My problem is to have the information about the host triggered by alert, because in my search, the only host is the Search Head, but I need the hostname of the alerted host.
Can I have it?
Thank you in advance.
If I understand correctly, you want to know the host that generated the log that triggered your alert, is that correct?
That host should be in the host field of your originating event and therefore, when you create the alert you just need to include the host name there.
You can even pass the host name in the subject field of your alert. See this.
Hope that helps,
I don't need to pass the hostname to an eMail as a token, my problem is to have it in a search that shows all the alerts triggered in a period.
I have the triggered alerts list with a search like this:
index=_internal source="/opt/splunk/var/log/splunk/scheduler.log" result_count>0 | table _time thread_id app savedsearch_name result_count | join savedsearch_name [| rest /services/saved/searches | dedup search | table author eai:acl.app title alert.severity is_scheduled id qualifiedSearch dispatch.earliest_time | rename dispatch.earliest_time AS timerange title AS savedsearch_name eai:acl.app AS app| fields author app savedsearch_name alert.severity timerange] ...
But the problem is that hostname isn't in this search result.
It's in the alerts result but I don't know how to connect this result to my search.
I see. I know you can include tokens in the alert title within Enterprise Security when creating notable events. Simply add $host$ or $result.hostname$ or whatever the field name you want to use to the title and then search it and join it with:
| rest /services/saved/searches | table title
But I don't know if this is going to work outside ES.

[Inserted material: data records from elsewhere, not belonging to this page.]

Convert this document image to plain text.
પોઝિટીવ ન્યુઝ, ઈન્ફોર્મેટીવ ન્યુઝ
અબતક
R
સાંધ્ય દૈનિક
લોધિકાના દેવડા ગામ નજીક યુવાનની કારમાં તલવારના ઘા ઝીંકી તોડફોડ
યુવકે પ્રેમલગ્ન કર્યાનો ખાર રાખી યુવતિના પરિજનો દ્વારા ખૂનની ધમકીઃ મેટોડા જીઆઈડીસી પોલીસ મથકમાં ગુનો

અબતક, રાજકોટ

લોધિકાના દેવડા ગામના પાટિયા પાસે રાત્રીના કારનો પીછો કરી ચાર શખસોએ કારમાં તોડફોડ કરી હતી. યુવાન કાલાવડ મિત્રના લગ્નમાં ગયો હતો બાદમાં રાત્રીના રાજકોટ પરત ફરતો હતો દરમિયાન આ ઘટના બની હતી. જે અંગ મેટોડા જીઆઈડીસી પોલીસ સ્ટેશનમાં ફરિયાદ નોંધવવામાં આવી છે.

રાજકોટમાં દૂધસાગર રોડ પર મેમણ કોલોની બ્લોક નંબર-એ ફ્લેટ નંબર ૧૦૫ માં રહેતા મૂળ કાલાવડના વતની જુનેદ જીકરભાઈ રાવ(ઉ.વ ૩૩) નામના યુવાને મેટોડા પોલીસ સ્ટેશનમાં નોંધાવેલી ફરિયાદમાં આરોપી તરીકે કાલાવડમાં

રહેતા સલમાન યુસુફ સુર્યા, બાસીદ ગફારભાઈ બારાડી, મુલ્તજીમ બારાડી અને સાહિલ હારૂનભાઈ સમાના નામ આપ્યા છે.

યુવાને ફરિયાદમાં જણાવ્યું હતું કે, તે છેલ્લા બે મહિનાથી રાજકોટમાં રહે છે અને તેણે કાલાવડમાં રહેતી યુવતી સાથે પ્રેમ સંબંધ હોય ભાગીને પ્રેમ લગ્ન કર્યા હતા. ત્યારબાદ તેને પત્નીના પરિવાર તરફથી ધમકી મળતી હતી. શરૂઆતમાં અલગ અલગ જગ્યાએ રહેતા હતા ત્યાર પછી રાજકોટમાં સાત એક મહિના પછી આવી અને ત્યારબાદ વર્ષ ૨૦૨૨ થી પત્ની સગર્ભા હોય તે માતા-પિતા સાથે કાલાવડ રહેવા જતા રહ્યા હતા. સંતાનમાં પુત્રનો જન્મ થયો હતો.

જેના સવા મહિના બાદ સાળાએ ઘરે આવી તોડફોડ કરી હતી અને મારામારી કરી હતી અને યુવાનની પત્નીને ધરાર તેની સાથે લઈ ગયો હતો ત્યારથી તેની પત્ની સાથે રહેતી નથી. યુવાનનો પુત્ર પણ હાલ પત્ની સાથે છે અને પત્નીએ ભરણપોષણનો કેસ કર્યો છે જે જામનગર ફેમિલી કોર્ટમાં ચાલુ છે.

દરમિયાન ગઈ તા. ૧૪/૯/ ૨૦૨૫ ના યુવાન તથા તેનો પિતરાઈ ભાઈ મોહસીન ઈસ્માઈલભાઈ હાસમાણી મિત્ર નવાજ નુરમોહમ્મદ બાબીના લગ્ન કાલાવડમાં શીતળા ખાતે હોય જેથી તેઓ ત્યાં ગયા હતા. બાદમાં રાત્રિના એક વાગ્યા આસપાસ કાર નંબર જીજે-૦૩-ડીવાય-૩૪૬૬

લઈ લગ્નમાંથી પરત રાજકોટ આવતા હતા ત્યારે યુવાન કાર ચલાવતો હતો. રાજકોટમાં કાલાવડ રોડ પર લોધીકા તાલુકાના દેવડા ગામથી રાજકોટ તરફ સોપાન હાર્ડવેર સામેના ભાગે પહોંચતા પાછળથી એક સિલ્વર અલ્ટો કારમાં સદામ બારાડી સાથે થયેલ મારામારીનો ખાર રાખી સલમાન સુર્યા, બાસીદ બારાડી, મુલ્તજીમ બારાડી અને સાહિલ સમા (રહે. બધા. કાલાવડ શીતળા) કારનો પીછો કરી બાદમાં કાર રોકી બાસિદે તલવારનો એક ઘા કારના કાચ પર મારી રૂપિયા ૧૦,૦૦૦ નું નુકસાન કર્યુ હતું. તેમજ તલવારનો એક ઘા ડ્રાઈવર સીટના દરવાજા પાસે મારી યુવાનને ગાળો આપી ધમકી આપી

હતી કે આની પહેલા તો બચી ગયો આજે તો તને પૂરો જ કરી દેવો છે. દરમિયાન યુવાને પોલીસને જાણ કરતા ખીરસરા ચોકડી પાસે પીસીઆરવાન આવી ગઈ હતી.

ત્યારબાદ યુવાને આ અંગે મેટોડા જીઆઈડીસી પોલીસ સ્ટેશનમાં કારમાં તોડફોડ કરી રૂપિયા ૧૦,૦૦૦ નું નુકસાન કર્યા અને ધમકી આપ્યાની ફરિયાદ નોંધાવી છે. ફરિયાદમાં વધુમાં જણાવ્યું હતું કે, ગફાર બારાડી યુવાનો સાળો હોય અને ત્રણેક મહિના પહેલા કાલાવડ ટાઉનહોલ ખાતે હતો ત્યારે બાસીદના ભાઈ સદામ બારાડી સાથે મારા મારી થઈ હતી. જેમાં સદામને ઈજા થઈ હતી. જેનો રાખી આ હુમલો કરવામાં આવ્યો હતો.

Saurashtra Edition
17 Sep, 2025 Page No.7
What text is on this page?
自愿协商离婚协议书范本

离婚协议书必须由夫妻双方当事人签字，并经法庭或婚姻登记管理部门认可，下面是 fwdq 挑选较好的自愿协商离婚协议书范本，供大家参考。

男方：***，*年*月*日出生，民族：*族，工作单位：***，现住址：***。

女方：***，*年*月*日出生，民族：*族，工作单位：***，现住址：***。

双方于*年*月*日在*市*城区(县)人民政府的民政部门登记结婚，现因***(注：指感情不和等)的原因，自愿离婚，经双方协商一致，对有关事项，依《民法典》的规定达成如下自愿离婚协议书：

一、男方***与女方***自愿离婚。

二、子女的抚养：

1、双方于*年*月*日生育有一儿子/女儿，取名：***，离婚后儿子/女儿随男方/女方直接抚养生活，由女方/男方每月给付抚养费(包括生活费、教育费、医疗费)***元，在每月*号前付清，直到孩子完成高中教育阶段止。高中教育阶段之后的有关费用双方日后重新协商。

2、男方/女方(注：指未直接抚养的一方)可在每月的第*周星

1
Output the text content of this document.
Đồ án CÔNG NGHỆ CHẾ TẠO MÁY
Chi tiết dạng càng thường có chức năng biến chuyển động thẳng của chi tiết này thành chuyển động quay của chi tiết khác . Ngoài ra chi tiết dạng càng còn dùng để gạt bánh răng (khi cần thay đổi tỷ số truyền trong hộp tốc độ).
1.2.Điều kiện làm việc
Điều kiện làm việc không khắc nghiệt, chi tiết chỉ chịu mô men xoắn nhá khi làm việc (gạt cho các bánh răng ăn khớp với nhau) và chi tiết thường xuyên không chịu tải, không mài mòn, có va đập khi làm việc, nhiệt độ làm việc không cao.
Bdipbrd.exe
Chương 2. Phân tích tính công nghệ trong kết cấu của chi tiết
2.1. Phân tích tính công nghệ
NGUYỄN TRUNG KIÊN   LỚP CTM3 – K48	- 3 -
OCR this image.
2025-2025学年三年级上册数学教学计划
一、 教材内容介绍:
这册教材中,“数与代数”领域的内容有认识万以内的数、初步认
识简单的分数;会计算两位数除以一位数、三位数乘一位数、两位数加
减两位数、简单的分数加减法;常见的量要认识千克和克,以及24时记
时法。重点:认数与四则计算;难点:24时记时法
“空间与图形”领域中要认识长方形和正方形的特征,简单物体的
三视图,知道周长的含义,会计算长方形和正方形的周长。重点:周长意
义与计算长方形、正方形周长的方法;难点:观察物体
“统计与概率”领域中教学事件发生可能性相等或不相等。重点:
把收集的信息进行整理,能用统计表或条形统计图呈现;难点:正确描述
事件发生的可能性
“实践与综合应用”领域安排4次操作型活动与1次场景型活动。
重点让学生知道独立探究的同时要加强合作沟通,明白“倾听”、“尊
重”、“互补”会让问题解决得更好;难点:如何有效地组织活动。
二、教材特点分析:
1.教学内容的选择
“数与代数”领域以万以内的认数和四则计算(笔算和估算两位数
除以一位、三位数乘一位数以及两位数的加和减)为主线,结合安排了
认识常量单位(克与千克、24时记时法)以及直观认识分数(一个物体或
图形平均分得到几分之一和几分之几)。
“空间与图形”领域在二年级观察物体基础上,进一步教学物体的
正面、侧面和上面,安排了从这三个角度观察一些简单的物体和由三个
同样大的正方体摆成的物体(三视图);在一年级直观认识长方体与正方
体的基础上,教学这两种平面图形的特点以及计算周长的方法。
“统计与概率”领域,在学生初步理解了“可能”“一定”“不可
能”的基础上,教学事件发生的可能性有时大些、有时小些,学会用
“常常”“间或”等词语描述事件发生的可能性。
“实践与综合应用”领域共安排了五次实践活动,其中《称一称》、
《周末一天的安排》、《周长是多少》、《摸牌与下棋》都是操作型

Some other options I can think of:
Hope that helps. I don't know any other way of doing it.
Trying to understand you...
The alert is triggered on SEARCH HEAD B, and then a dashboard on SEARCH HEAD A will display that SEARCH HEAD B triggered the alert / ran the search that triggered the alert?
OR did you mean this
The alert is triggered on SEARCH HEAD A, and then a dashboard on SEARCH HEAD A will display that SERVER A was beyond thresholds and caused the search to trigger the alert.
I have only one Search Head, but I'd like to have the hostname of the Universal Forwarder that sent the log triggered in the alert.
I have it in my alert results but I don't know how to take it and insert in my dashboard that takes triggered alerts from "_internal" index and REST savedsearches.